EGU General Assembly 2023
© Author(s) 2023. This work is distributed under
the Creative Commons Attribution 4.0 License.

Peeking Inside Hydrologists' Minds: Comparing Human Judgment and Quantitative Metrics of Hydrographs

Martin Gauch1,2, Frederik Kratzert2, Oren Gilon2, Hoshin Gupta3, Juliane Mai4, Grey Nearing2, Bryan Tolson4, Sepp Hochreiter1, and Daniel Klotz1
Martin Gauch et al.
  • 1LIT AI Lab & Institute for Machine Learning, Johannes Kepler University Linz, Linz, Austria
  • 2Google Research, Austria, Israel, USA
  • 3Department of Hydrology and Atmospheric Sciences, University of Arizona, Tucson, USA
  • 4Department of Civil and Environmental Engineering, University of Waterloo, Waterloo, Canada

Everyone wants their hydrologic models to be as good as possible. But how do we know if a model is accurate or not? In the spirit of rigorous and reproducible science, the answer should be: we calculate metrics. Yet, as humans, we sometimes follow a scheme of "I know a good model when I see it" and manually inspect hydrographs to assess their quality. This is certainly a valid method for sanity checks, but it is unclear whether these subjective visual ratings agree with metric-based rankings. Moreover, the consistency of such inspections is unclear, as different observers might come to different conclusions about the same hydrographs.

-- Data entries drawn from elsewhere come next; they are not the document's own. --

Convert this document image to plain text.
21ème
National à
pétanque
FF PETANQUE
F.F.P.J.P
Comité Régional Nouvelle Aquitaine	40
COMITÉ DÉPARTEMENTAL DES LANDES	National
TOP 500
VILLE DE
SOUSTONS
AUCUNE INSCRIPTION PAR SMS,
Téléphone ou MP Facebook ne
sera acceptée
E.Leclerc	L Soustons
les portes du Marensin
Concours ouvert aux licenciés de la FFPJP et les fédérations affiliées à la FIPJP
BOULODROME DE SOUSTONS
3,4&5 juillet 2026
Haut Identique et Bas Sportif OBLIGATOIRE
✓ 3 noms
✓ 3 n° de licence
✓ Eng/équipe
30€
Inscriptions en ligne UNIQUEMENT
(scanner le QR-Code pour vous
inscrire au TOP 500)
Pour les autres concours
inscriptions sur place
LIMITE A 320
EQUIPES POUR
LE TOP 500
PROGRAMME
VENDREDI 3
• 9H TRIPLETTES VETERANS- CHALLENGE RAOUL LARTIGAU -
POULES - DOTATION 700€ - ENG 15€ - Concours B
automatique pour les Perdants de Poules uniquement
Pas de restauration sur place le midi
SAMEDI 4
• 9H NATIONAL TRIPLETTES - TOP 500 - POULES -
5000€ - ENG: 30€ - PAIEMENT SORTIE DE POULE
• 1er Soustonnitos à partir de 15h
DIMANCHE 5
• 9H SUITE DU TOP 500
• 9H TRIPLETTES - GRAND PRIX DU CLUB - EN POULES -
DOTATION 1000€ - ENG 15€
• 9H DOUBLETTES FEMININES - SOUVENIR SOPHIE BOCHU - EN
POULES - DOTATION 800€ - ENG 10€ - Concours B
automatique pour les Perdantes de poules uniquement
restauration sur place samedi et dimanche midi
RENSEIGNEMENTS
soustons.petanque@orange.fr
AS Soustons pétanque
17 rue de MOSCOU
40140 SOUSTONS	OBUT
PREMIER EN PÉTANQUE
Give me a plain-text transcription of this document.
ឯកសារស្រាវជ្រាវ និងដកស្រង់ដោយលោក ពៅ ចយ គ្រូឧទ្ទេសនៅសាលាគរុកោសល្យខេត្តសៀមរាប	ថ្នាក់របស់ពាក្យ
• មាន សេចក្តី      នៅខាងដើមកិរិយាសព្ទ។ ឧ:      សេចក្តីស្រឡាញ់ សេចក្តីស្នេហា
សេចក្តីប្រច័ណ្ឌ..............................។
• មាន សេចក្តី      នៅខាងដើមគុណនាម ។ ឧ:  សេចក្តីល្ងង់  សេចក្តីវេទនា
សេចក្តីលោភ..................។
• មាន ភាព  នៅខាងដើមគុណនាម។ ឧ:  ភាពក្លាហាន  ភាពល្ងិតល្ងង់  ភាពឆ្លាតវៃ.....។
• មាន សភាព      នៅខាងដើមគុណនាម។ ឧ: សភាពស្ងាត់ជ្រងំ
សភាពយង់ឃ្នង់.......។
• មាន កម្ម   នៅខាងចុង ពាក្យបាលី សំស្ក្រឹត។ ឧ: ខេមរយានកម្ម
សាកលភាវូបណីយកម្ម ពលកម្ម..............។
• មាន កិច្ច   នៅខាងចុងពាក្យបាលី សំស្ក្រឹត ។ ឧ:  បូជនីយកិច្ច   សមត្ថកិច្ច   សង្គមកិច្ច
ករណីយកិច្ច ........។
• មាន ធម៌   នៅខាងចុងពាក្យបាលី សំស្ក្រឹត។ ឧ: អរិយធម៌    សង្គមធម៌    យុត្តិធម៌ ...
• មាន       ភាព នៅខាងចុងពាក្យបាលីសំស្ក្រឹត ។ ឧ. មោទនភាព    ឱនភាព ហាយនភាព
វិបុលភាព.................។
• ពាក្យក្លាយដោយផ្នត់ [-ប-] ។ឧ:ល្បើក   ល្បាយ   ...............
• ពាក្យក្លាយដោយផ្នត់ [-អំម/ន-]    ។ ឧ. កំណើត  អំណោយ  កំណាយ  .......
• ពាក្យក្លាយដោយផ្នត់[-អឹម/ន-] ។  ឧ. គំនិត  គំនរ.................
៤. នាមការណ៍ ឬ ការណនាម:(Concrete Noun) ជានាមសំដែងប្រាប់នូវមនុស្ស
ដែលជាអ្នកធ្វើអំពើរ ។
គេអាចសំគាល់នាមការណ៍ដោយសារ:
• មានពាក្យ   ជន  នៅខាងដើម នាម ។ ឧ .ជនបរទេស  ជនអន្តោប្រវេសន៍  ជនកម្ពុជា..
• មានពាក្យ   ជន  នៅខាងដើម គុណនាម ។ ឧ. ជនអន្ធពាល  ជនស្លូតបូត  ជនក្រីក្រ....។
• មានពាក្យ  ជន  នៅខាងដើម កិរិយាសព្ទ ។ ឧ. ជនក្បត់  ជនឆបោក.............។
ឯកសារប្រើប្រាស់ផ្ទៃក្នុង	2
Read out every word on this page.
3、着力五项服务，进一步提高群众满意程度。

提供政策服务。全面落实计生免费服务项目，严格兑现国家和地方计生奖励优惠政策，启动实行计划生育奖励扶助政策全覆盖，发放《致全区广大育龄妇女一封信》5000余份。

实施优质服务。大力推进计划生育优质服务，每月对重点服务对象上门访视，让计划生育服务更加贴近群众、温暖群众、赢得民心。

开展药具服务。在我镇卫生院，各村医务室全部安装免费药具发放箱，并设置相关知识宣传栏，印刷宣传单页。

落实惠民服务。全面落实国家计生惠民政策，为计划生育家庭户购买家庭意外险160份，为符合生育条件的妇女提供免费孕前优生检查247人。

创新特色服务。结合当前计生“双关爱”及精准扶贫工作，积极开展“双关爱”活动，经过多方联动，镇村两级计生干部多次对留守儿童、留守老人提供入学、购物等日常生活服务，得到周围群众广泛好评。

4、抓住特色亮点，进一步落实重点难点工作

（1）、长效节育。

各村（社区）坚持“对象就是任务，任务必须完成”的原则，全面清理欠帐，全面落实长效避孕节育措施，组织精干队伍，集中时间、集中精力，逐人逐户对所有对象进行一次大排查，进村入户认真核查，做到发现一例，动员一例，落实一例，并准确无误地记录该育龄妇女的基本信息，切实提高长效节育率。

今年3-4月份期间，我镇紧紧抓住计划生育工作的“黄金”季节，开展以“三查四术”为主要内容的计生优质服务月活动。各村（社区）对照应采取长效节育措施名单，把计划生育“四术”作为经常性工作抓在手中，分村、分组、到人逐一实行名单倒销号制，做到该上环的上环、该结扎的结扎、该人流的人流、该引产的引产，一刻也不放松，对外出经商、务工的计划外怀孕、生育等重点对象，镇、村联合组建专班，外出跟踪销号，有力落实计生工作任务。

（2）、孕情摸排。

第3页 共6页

In this presentation, we report a large-scale study where we collected responses from 622 experts, who compared and judged more than 14,000 pairs of hydrographs from 13 different models. Our results show that overall, human ratings broadly agree with quantitative metrics in a clear preference for a Machine Learning model. At the level of individuals, however, there is a large amount of inconsistency between ratings from different participants. Still, in cases where experts agree, we can predict their most likely rating purely from qualitative metrics. This indicates that we can encode intersubjective human preferences with a small set of objective, quantitative metrics. To us, these results make a compelling case for the community to put more trust into existing metrics—for example, by conducting more rigorous benchmarking efforts.

How to cite: Gauch, M., Kratzert, F., Gilon, O., Gupta, H., Mai, J., Nearing, G., Tolson, B., Hochreiter, S., and Klotz, D.: Peeking Inside Hydrologists' Minds: Comparing Human Judgment and Quantitative Metrics of Hydrographs, EGU General Assembly 2023, Vienna, Austria, 24–28 Apr 2023, EGU23-12261,, 2023.